To amend title XIX of the Social Security Act to provide a higher Federal matching rate for increased expenditures under Medicaid for behavioral health services (including those related to mental health and substance use), and for other purposes.
Analysis under review: This bill has generated analysis that may be too generic or incomplete. Clause-level evidence remains available below.
Summary
What This Bill Does
This bill incentivizes states to expand behavioral health services under Medicaid by offering a 90% federal match for increased spending on mental health and substance use treatment above 2019 levels. It requires states to use the extra funds to improve capacity, quality, and provider payment rates rather than replacing existing state funding.
Who Benefits and How
Behavioral health providers (psychiatrists, psychologists, addiction counselors, mental health clinics) benefit from potentially higher Medicaid reimbursement rates and expanded funding for services. Medicaid beneficiaries with mental health or substance use disorders gain access to expanded treatment options as states have financial incentives to grow these programs.

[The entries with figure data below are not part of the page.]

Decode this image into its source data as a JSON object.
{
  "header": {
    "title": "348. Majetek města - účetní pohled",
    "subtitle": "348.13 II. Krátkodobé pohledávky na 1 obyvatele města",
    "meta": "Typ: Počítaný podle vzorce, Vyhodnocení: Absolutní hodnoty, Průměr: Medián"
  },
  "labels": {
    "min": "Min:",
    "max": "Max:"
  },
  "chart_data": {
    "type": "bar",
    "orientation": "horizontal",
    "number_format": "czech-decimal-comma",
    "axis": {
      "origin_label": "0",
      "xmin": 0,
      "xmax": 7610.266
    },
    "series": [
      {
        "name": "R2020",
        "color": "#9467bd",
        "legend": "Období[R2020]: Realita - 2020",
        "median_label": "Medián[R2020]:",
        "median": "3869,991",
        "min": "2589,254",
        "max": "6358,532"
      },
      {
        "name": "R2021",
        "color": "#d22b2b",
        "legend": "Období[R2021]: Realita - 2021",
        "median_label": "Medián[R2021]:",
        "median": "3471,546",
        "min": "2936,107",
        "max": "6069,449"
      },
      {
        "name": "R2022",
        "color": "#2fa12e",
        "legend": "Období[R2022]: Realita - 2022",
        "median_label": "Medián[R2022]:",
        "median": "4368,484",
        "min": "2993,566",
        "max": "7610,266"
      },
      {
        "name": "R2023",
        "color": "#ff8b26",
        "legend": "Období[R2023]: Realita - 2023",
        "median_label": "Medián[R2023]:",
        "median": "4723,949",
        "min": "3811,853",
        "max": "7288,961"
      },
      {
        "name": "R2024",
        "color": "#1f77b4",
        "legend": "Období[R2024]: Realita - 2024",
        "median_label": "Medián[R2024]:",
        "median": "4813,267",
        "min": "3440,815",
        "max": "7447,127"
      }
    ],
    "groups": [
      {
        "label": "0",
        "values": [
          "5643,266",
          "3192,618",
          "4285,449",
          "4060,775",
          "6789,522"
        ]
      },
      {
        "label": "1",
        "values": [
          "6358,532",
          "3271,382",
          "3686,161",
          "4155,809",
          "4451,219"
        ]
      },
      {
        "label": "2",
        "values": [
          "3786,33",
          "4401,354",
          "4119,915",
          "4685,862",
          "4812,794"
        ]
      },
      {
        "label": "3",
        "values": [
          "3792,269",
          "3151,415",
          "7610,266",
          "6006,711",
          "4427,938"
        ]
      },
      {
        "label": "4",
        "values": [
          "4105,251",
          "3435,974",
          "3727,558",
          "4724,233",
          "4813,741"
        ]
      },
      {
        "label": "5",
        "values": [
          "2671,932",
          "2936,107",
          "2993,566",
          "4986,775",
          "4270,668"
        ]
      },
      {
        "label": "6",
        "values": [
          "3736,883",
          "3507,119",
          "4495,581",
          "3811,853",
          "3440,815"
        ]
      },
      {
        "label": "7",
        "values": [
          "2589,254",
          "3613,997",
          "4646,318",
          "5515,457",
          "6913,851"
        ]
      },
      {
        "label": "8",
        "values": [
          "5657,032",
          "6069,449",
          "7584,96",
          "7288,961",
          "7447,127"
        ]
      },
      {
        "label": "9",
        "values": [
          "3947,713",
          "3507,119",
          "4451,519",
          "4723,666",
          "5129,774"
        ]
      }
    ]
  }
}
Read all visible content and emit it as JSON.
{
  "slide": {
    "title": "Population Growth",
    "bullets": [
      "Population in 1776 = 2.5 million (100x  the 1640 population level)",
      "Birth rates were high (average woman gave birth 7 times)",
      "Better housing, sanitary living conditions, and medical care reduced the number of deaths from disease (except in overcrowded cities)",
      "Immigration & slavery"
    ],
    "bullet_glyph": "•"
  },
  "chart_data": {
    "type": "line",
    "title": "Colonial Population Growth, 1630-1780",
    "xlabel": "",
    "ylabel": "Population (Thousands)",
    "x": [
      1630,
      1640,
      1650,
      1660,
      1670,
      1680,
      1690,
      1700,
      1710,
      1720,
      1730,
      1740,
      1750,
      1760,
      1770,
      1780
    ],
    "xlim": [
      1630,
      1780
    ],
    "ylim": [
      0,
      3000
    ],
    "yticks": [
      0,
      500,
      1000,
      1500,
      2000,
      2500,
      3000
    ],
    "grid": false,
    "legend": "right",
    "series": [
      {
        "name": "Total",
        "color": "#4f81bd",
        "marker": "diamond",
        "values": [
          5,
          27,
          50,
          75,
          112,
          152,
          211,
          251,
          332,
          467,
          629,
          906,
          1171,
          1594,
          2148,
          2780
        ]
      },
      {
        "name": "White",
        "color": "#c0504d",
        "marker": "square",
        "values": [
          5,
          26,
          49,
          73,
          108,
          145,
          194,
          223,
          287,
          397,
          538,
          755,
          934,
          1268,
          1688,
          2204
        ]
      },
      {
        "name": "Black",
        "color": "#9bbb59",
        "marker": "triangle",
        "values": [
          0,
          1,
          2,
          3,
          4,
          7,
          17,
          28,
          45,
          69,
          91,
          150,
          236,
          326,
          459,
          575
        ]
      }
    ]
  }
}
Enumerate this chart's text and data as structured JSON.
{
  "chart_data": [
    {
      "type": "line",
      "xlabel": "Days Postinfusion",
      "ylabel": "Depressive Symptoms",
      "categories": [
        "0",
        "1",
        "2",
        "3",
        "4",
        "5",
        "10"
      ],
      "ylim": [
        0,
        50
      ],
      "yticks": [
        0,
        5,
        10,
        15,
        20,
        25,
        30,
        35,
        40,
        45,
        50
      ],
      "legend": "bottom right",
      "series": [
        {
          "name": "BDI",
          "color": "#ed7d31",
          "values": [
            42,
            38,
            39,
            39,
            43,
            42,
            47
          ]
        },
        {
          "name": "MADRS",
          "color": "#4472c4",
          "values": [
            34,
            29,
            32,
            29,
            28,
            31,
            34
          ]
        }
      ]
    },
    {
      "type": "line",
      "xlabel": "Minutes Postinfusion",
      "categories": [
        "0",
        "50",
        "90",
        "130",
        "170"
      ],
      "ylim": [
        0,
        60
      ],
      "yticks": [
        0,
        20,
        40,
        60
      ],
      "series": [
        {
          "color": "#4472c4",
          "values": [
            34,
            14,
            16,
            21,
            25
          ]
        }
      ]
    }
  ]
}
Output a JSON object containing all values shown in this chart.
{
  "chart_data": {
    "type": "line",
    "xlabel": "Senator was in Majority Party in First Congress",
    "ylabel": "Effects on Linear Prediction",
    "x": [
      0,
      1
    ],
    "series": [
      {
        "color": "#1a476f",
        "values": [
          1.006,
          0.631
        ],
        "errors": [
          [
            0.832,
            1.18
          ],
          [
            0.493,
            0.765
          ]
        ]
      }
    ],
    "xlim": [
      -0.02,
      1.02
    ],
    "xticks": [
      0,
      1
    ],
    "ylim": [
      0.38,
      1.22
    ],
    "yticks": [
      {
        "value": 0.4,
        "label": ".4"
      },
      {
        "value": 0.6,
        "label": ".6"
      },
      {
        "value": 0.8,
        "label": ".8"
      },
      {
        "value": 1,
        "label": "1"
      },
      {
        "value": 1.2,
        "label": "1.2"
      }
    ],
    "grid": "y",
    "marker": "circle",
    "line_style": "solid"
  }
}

State governments receive substantial federal funding support (90% match) to expand behavioral health services without bearing the full cost.
Who Bears the Burden and How
The federal government bears the primary financial burden through the 90% matching rate for increased behavioral health expenditures. States must maintain current funding levels (maintenance of effort requirement) and cannot use federal funds to replace existing state spending. HHS faces new administrative requirements including issuing guidance within 180 days and submitting annual reports to Congress.
Key Provisions
- Provides 90% federal matching rate for state Medicaid behavioral health expenditures exceeding their Q1 2019 baseline
- Requires states to supplement (not supplant) existing state funding and use funds to increase provider capacity, quality, and payment rates
- Mandates HHS to issue guidance within 180 days on qualifying behavioral health services and submit annual reports on service utilization and payment rates
Evidence Chain:
This summary is generated from the full bill text using AI analysis. Expand "Detailed Analysis" below for identified beneficiaries/burden bearers.
At a Glance
What This Bill Does
Increases federal Medicaid matching rates to 90% for state expenditures on behavioral health services (mental health and substance use treatment) that exceed 2019 baseline levels
Key Policy Areas
Healthcare, Mental Health, Substance Use Treatment, Medicaid
Primary Purpose
Increases federal Medicaid matching rates to 90% for state expenditures on behavioral health services (mental health and substance use treatment) that exceed 2019 baseline levels
Policy Domains
Behavioral Health Medicaid Enhancement Act
Identified Gains
Contextual inference, no direct clause citation- Behavioral health providers
- Medicaid beneficiaries with mental health or substance use disorders
- State Medicaid programs
Contextual inference, no direct clause citation
Identified Costs
Contextual inference, no direct clause citation- Federal government (increased Medicaid expenditures)
- HHS (reporting and guidance requirements)
Contextual inference, no direct clause citation
Sponsors
Legislative Progress
IntroducedMs. Smith introduced the following bill; which was read twice …
Stakeholder Effects
cui bono?How this legislation distributes effects. Mention counts reflect frequency, not effect magnitude.
State Medicaid programs, State Medicaid programs (data providers), State governments (maintenance of effort requirement)
Positive-direction: State Medicaid programs
Negative-direction: State Medicaid programs (data providers), State governments (maintenance of effort requirement)
Congressional oversight committees (Energy & Commerce, Finance), Department of Health and Human Services, Federal government
Positive-direction: Congressional oversight committees (Energy & Commerce, Finance)
Negative-direction: Department of Health and Human Services, Federal government
Behavioral health service providers (psychiatrists, psychologists, addiction counselors, mental health clinics)
Bill Structure & Actor Mappings
Who is "The Secretary" in each section?
- "the_secretary"
- → Secretary of Health and Human Services
Key Definitions
Terms defined in this bill
Services related to mental health and substance use, as specified in sub-regulatory guidance to be issued by the Secretary of HHS within 180 days of enactment
We use a combination of our own taxonomy and classification in addition to large language models to assess meaning and potential beneficiaries. High confidence means strong textual evidence. Always verify with the original bill text.